Como tudo começou

05/10/12

A SOCIEDADE INSTRUÇÃO MUSICAL E ESCOLAR CRUZ-QUEBRADENSE

AS VOLTAS QUE UMA PROPRIEDADE DÁ.... (Parte III)

A SOCIEDADE INSTRUÇÃO MUSICAL E ESCOLAR CRUZ-QUEBRADENSE



O concelho de Oeiras, pela sua proximidade de Lisboa, epicentro das ondas de mudança e modernidade, depressa se inseriu e acompanhou o surto de irradiação do nascente associativismo popular. No século XIX, nomeadamente na sua segunda metade, a realidade económica, social e cultural caminhava, progressivamente, no sentido da transformação e do corte com a pesada tradição, com a sua matriz rural, até então quase seu exclusivo pólo de actividade produtiva. A pacata e rotineira vivência, pautada pela exploração do agro e modeladora das mentalidades e dos ritmos e práticas sociais em consonância com os ciclos naturais, foi quebrada pela emergência de novas actividades económicas. O concelho, particularmente o seu litoral, mutara-se em estância de veraneio balnear, em zona de lazer, e, concomitantemente, em sentido inverso, em especial a partir dos anos 60, rendera-se à implantação de importantes unidades fabris. Assim, dois grupos dinamizadores da mudança destacaram-se: os banhistas estivais de extracção aristocrática ou burguesa e o operariado.

A população residente autóctone, que era atenta espectadora dos hábitos de vilegiatura dos banhistas, foi por estes influenciada e veio a reproduzir, noutros lugares, com as necessárias adaptações de dimensão e de meios, muitas das suas práticas de recreação, na pretensão do usufruto dos mesmos prazeres. Se os veraneantes fundaram clubes, onde, à noite, se divertiam, tocando e ouvindo música, dançando, representando, jogando e convivendo, por que não criar também sociedades que constituíssem o espaço de folguedo e confraternização da comunidade?

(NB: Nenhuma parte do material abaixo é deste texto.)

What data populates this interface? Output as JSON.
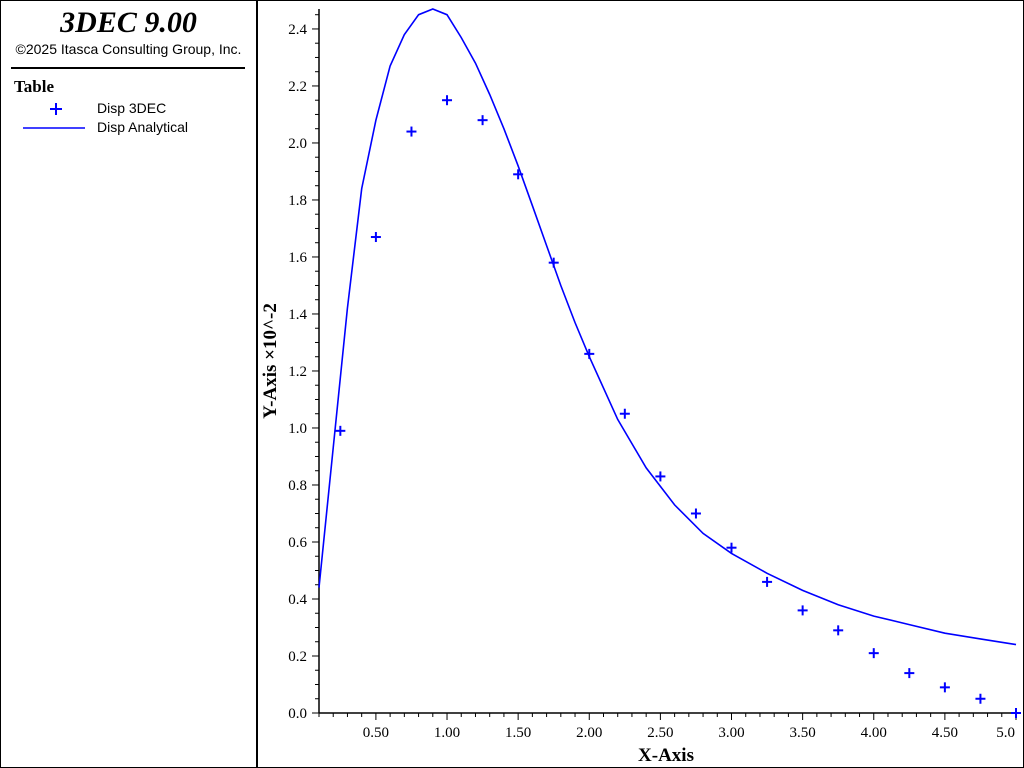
{
  "app": {
    "title": "3DEC 9.00",
    "copyright": "©2025 Itasca Consulting Group, Inc."
  },
  "legend": {
    "title": "Table",
    "items": [
      {
        "label": "Disp 3DEC",
        "symbol": "plus-marker-icon"
      },
      {
        "label": "Disp Analytical",
        "symbol": "line-icon"
      }
    ]
  },
  "colors": {
    "series": "#0000ff",
    "axis": "#000000",
    "background": "#ffffff"
  },
  "chart_data": {
    "type": "scatter",
    "xlabel": "X-Axis",
    "ylabel": "Y-Axis ×10^-2",
    "xlim": [
      0.1,
      5.0
    ],
    "ylim": [
      0.0,
      2.47
    ],
    "x_ticks": [
      0.5,
      1.0,
      1.5,
      2.0,
      2.5,
      3.0,
      3.5,
      4.0,
      4.5,
      5.0
    ],
    "x_tick_labels": [
      "0.50",
      "1.00",
      "1.50",
      "2.00",
      "2.50",
      "3.00",
      "3.50",
      "4.00",
      "4.50",
      "5.0"
    ],
    "y_ticks": [
      0.0,
      0.2,
      0.4,
      0.6,
      0.8,
      1.0,
      1.2,
      1.4,
      1.6,
      1.8,
      2.0,
      2.2,
      2.4
    ],
    "y_tick_labels": [
      "0.0",
      "0.2",
      "0.4",
      "0.6",
      "0.8",
      "1.0",
      "1.2",
      "1.4",
      "1.6",
      "1.8",
      "2.0",
      "2.2",
      "2.4"
    ],
    "grid": false,
    "legend_position": "left-panel",
    "series": [
      {
        "name": "Disp 3DEC",
        "style": "markers",
        "x": [
          0.25,
          0.5,
          0.75,
          1.0,
          1.25,
          1.5,
          1.75,
          2.0,
          2.25,
          2.5,
          2.75,
          3.0,
          3.25,
          3.5,
          3.75,
          4.0,
          4.25,
          4.5,
          4.75,
          5.0
        ],
        "y": [
          0.99,
          1.67,
          2.04,
          2.15,
          2.08,
          1.89,
          1.58,
          1.26,
          1.05,
          0.83,
          0.7,
          0.58,
          0.46,
          0.36,
          0.29,
          0.21,
          0.14,
          0.09,
          0.05,
          0.0
        ]
      },
      {
        "name": "Disp Analytical",
        "style": "line",
        "x": [
          0.1,
          0.2,
          0.3,
          0.4,
          0.5,
          0.6,
          0.7,
          0.8,
          0.9,
          1.0,
          1.1,
          1.2,
          1.3,
          1.4,
          1.5,
          1.6,
          1.7,
          1.8,
          1.9,
          2.0,
          2.2,
          2.4,
          2.6,
          2.8,
          3.0,
          3.25,
          3.5,
          3.75,
          4.0,
          4.25,
          4.5,
          4.75,
          5.0
        ],
        "y": [
          0.44,
          0.93,
          1.42,
          1.84,
          2.08,
          2.27,
          2.38,
          2.45,
          2.47,
          2.45,
          2.37,
          2.28,
          2.17,
          2.05,
          1.92,
          1.78,
          1.64,
          1.5,
          1.37,
          1.25,
          1.03,
          0.86,
          0.73,
          0.63,
          0.56,
          0.49,
          0.43,
          0.38,
          0.34,
          0.31,
          0.28,
          0.26,
          0.24
        ]
      }
    ]
  }
}
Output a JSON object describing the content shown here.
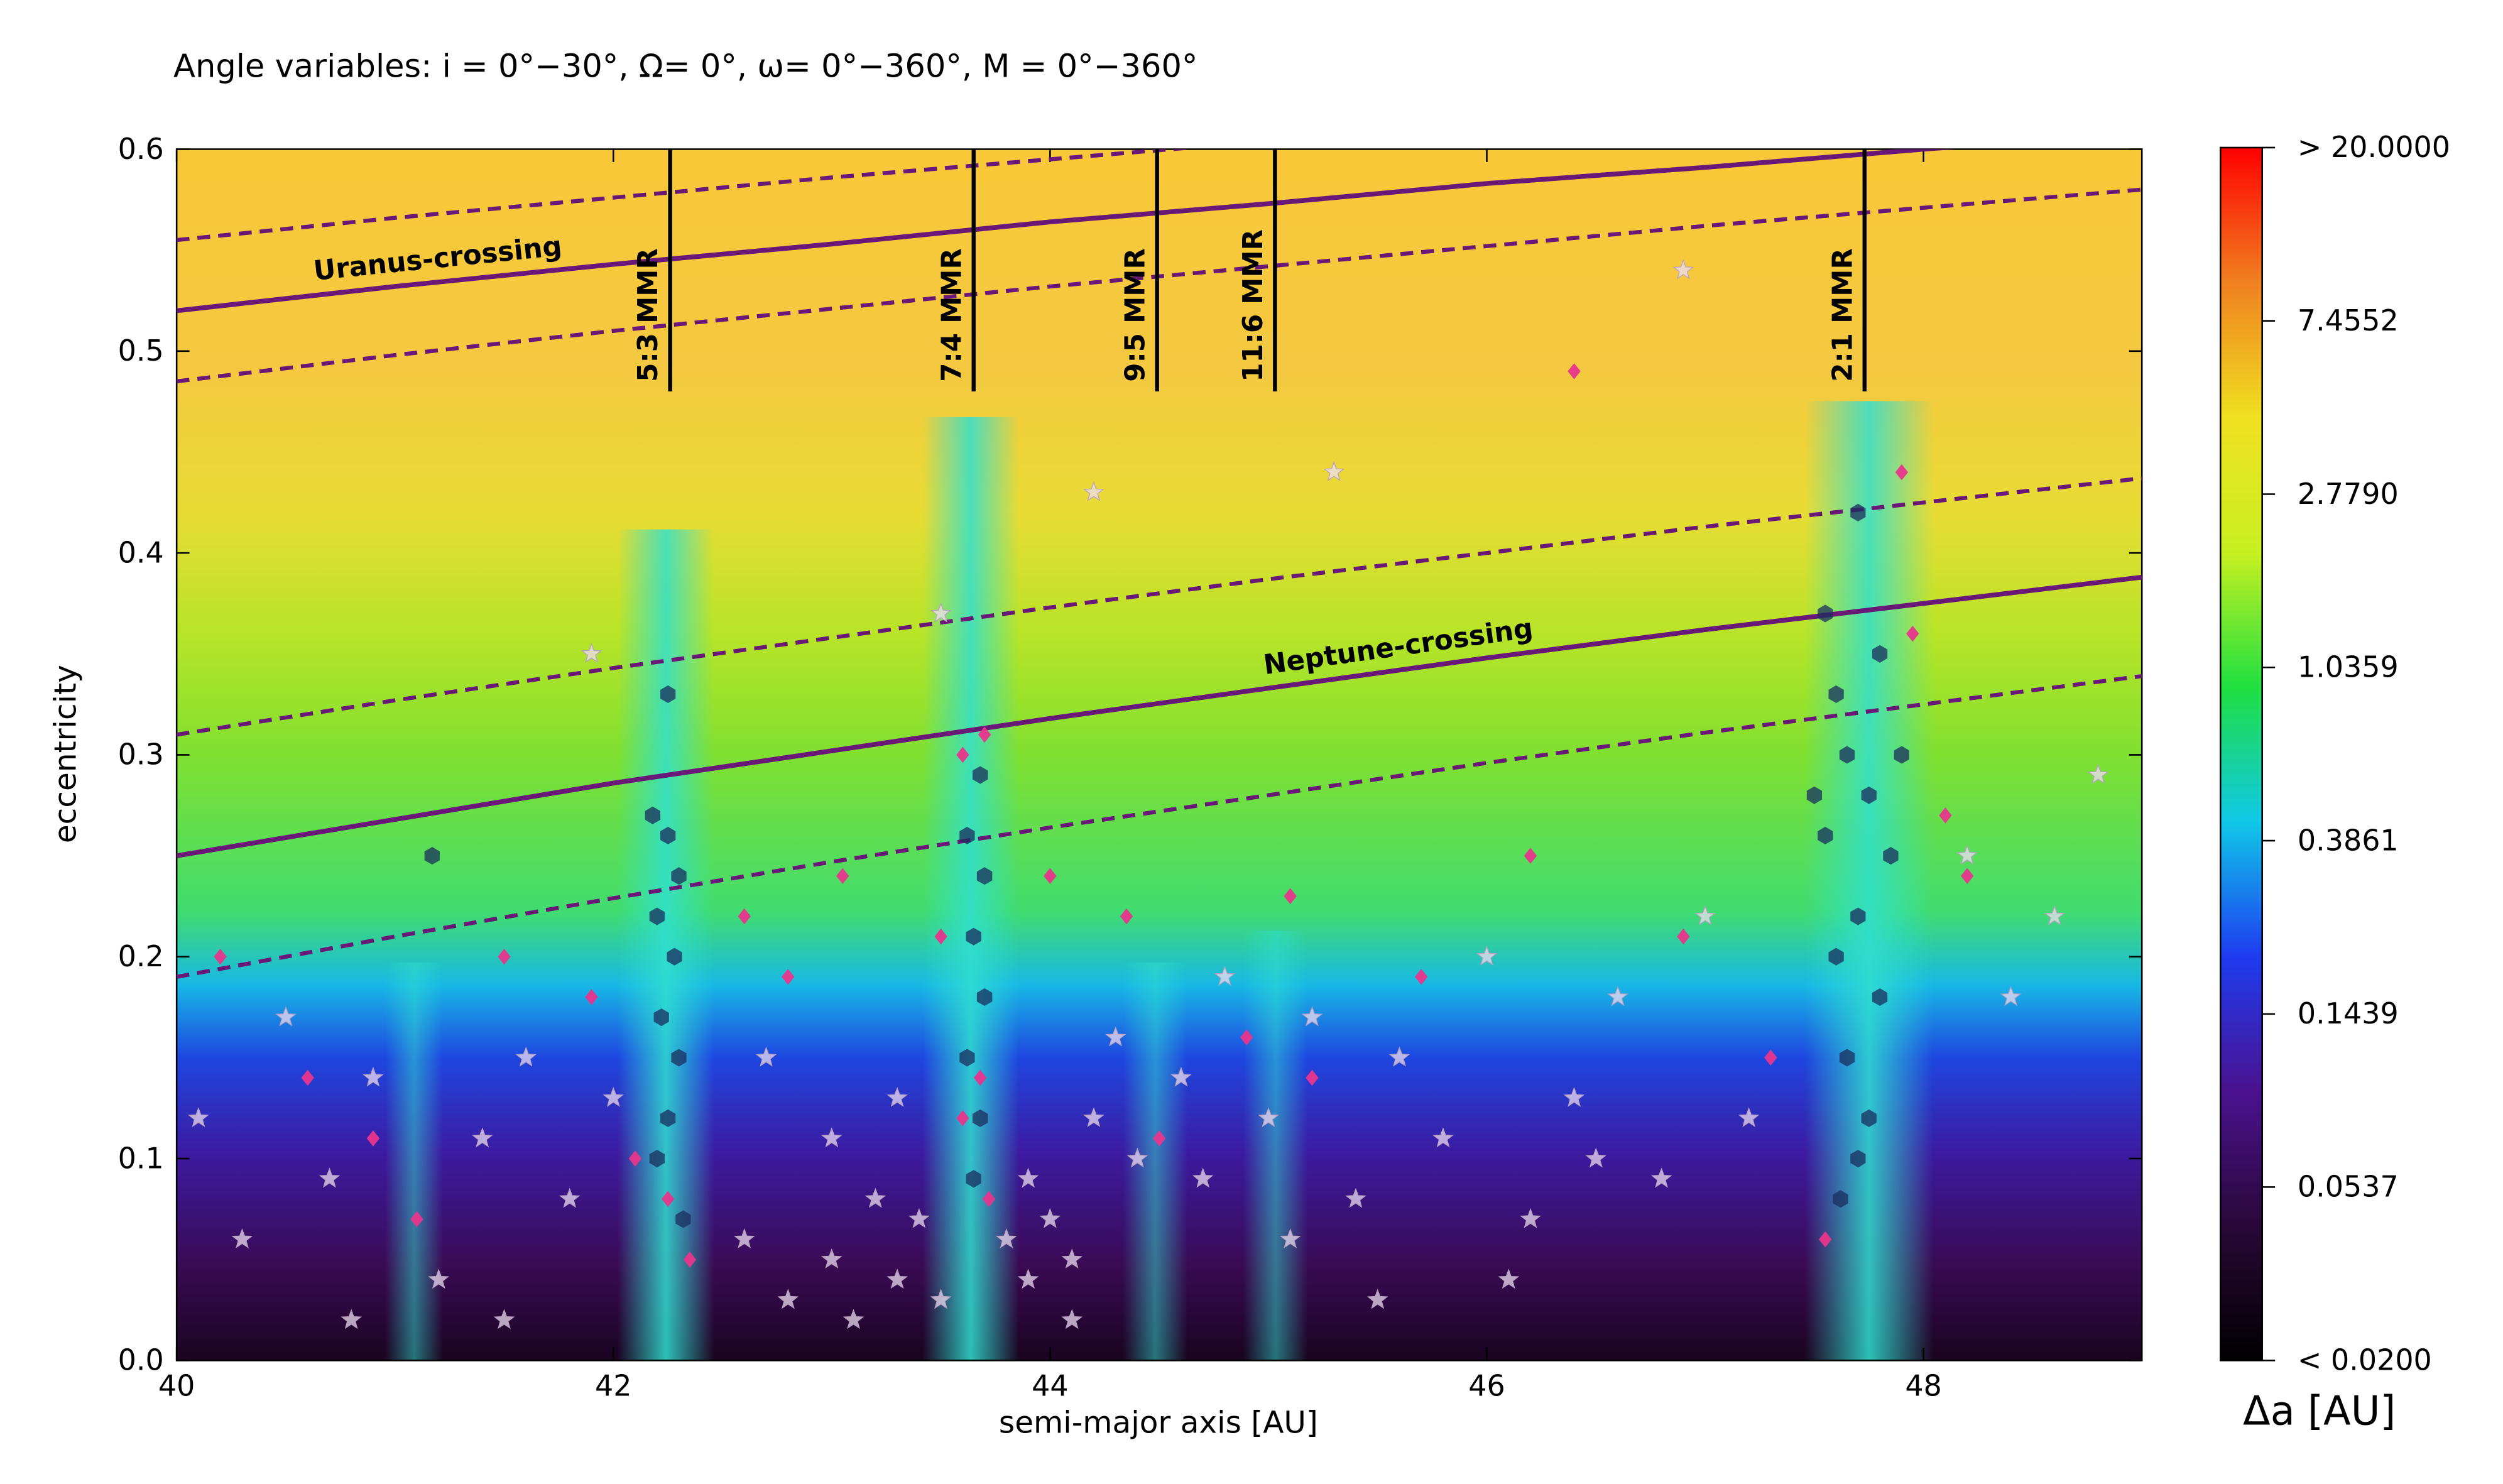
{
  "chart_data": {
    "type": "scatter",
    "title": "Angle variables: i = 0°−30°, Ω= 0°, ω= 0°−360°, M = 0°−360°",
    "x_label": "semi-major axis [AU]",
    "y_label": "eccentricity",
    "xlim": [
      40,
      49
    ],
    "ylim": [
      0,
      0.6
    ],
    "xticks": [
      40,
      42,
      44,
      46,
      48
    ],
    "yticks": [
      {
        "value": 0,
        "label": "0.0"
      },
      0.1,
      0.2,
      0.3,
      0.4,
      0.5,
      0.6
    ],
    "colorbar": {
      "label": "Δa [AU]",
      "log": true,
      "clim": [
        0.02,
        20
      ],
      "colors": [
        "#000000",
        "#2a0838",
        "#4a1290",
        "#1e3cf0",
        "#10c8e8",
        "#20e040",
        "#c8f020",
        "#f0e020",
        "#f08020",
        "#ff0000"
      ],
      "ticks": [
        {
          "value": 20,
          "label": "> 20.0000"
        },
        7.4552,
        {
          "value": 2.779,
          "label": "2.7790"
        },
        1.0359,
        0.3861,
        0.1439,
        0.0537,
        {
          "value": 0.02,
          "label": "<  0.0200"
        }
      ]
    },
    "resonances": [
      {
        "label": "5:3 MMR",
        "x": 42.26,
        "ylim": [
          0.48,
          0.6
        ]
      },
      {
        "label": "7:4 MMR",
        "x": 43.65,
        "ylim": [
          0.48,
          0.6
        ]
      },
      {
        "label": "9:5 MMR",
        "x": 44.49,
        "ylim": [
          0.48,
          0.6
        ]
      },
      {
        "label": "11:6 MMR",
        "x": 45.03,
        "ylim": [
          0.48,
          0.6
        ]
      },
      {
        "label": "2:1 MMR",
        "x": 47.73,
        "ylim": [
          0.48,
          0.6
        ]
      }
    ],
    "curves": [
      {
        "label": "Uranus-crossing",
        "color": "#6a1878",
        "style": "solid",
        "x": [
          40,
          41,
          42,
          43,
          44,
          45,
          46,
          47,
          48,
          49
        ],
        "values": [
          0.52,
          0.532,
          0.543,
          0.553,
          0.564,
          0.573,
          0.583,
          0.591,
          0.6,
          0.608
        ]
      },
      {
        "color": "#6a1878",
        "style": "dashed",
        "x": [
          40,
          41,
          42,
          43,
          44,
          45,
          46,
          47,
          48,
          49
        ],
        "values": [
          0.485,
          0.498,
          0.51,
          0.521,
          0.532,
          0.542,
          0.552,
          0.562,
          0.571,
          0.58
        ]
      },
      {
        "color": "#6a1878",
        "style": "dashed",
        "x": [
          40,
          41,
          42,
          43,
          44,
          45
        ],
        "values": [
          0.555,
          0.566,
          0.576,
          0.586,
          0.595,
          0.604
        ]
      },
      {
        "label": "Neptune-crossing",
        "color": "#6a1878",
        "style": "solid",
        "x": [
          40,
          41,
          42,
          43,
          44,
          45,
          46,
          47,
          48,
          49
        ],
        "values": [
          0.25,
          0.268,
          0.286,
          0.302,
          0.318,
          0.333,
          0.348,
          0.362,
          0.375,
          0.388
        ]
      },
      {
        "color": "#6a1878",
        "style": "dashed",
        "x": [
          40,
          41,
          42,
          43,
          44,
          45,
          46,
          47,
          48,
          49
        ],
        "values": [
          0.31,
          0.327,
          0.343,
          0.358,
          0.373,
          0.387,
          0.4,
          0.413,
          0.425,
          0.437
        ]
      },
      {
        "color": "#6a1878",
        "style": "dashed",
        "x": [
          40,
          41,
          42,
          43,
          44,
          45,
          46,
          47,
          48,
          49
        ],
        "values": [
          0.19,
          0.21,
          0.229,
          0.247,
          0.264,
          0.28,
          0.296,
          0.311,
          0.325,
          0.339
        ]
      }
    ],
    "series": [
      {
        "marker": "star",
        "color": "#eedcf2",
        "x": [
          40.1,
          40.3,
          40.5,
          40.7,
          40.9,
          41.2,
          41.4,
          41.6,
          41.8,
          42.0,
          42.6,
          42.8,
          43.0,
          43.1,
          43.2,
          43.3,
          43.4,
          43.5,
          43.8,
          43.9,
          44.0,
          44.1,
          44.2,
          44.3,
          44.4,
          44.6,
          44.8,
          45.0,
          45.2,
          45.4,
          45.6,
          45.8,
          46.0,
          46.2,
          46.4,
          46.6,
          46.8,
          47.0,
          47.2,
          48.2,
          48.4,
          48.6,
          48.8,
          42.7,
          43.0,
          43.3,
          43.9,
          44.1,
          44.7,
          45.1,
          45.5,
          46.1,
          46.5,
          41.5,
          40.8,
          41.9,
          43.5,
          44.2,
          45.3,
          46.9
        ],
        "values": [
          0.12,
          0.06,
          0.17,
          0.09,
          0.14,
          0.04,
          0.11,
          0.15,
          0.08,
          0.13,
          0.06,
          0.03,
          0.05,
          0.02,
          0.08,
          0.04,
          0.07,
          0.03,
          0.06,
          0.09,
          0.07,
          0.05,
          0.12,
          0.16,
          0.1,
          0.14,
          0.19,
          0.12,
          0.17,
          0.08,
          0.15,
          0.11,
          0.2,
          0.07,
          0.13,
          0.18,
          0.09,
          0.22,
          0.12,
          0.25,
          0.18,
          0.22,
          0.29,
          0.15,
          0.11,
          0.13,
          0.04,
          0.02,
          0.09,
          0.06,
          0.03,
          0.04,
          0.1,
          0.02,
          0.02,
          0.35,
          0.37,
          0.43,
          0.44,
          0.54
        ]
      },
      {
        "marker": "hexagon",
        "color": "#1b2d5e",
        "x": [
          42.25,
          42.3,
          42.2,
          42.28,
          42.22,
          42.3,
          42.25,
          42.2,
          42.32,
          42.18,
          43.68,
          43.62,
          43.7,
          43.65,
          43.7,
          43.62,
          43.68,
          43.65,
          41.17,
          47.55,
          47.7,
          47.6,
          47.8,
          47.65,
          47.75,
          47.55,
          47.85,
          47.7,
          47.6,
          47.8,
          47.65,
          47.75,
          47.7,
          47.62,
          47.9,
          47.5,
          42.25
        ],
        "values": [
          0.26,
          0.24,
          0.22,
          0.2,
          0.17,
          0.15,
          0.12,
          0.1,
          0.07,
          0.27,
          0.29,
          0.26,
          0.24,
          0.21,
          0.18,
          0.15,
          0.12,
          0.09,
          0.25,
          0.37,
          0.42,
          0.33,
          0.35,
          0.3,
          0.28,
          0.26,
          0.25,
          0.22,
          0.2,
          0.18,
          0.15,
          0.12,
          0.1,
          0.08,
          0.3,
          0.28,
          0.33
        ]
      },
      {
        "marker": "diamond",
        "color": "#e8358c",
        "x": [
          40.2,
          40.6,
          40.9,
          41.1,
          41.5,
          41.9,
          42.1,
          42.35,
          42.6,
          42.8,
          43.05,
          43.5,
          43.6,
          43.7,
          43.6,
          43.72,
          44.0,
          44.35,
          44.5,
          44.9,
          45.1,
          45.2,
          45.7,
          46.2,
          46.4,
          46.9,
          47.3,
          47.55,
          47.9,
          48.1,
          48.2,
          47.95,
          43.68,
          42.25
        ],
        "values": [
          0.2,
          0.14,
          0.11,
          0.07,
          0.2,
          0.18,
          0.1,
          0.05,
          0.22,
          0.19,
          0.24,
          0.21,
          0.3,
          0.31,
          0.12,
          0.08,
          0.24,
          0.22,
          0.11,
          0.16,
          0.23,
          0.14,
          0.19,
          0.25,
          0.49,
          0.21,
          0.15,
          0.06,
          0.44,
          0.27,
          0.24,
          0.36,
          0.14,
          0.08
        ]
      }
    ]
  }
}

Os fiéis frequentadores estivais da praia da Cruz Quebrada, como abordámos em artigo anterior, fundaram o seu clube em data que desconhecemos, mas que pensamos poder situar-se na década de 80 do século XIX, instalando-o na antiga e desactivada fábrica de curtumes de António Joaquim de Carvalho/Fortunato Simões Carneiro. E também a população da localidade, a 9 de Outubro de 1880, materializou o projecto de constituição da Sociedade União Cruz-Quebradense, que, depois, veio a adoptar a designação Sociedade Instrução Musical e Escolar Cruz-Quebradense e a ocupar, em 1919, a sede do já então extinto clube de banhistas, onde se encontra ainda instalada.

A fundação

A sociedade foi fundada por João Marques, o elemento dinamizador, Augusto Albarraque, Francisco Ferreira Porquinha, Manuel Gonçalves, Joaquim Gonçalves e Sérvulo de Carvalho, com vista a proporcionar a recreação dos associados. De acordo com os objectivos, logo se constituiu um sol-e-dó que animava os bailes que a colectividade promovia. Este conjunto foi o embrião da reputada banda que pouco depois se viria a formar, da qual já temos notícia, pelo menos, desde 1889.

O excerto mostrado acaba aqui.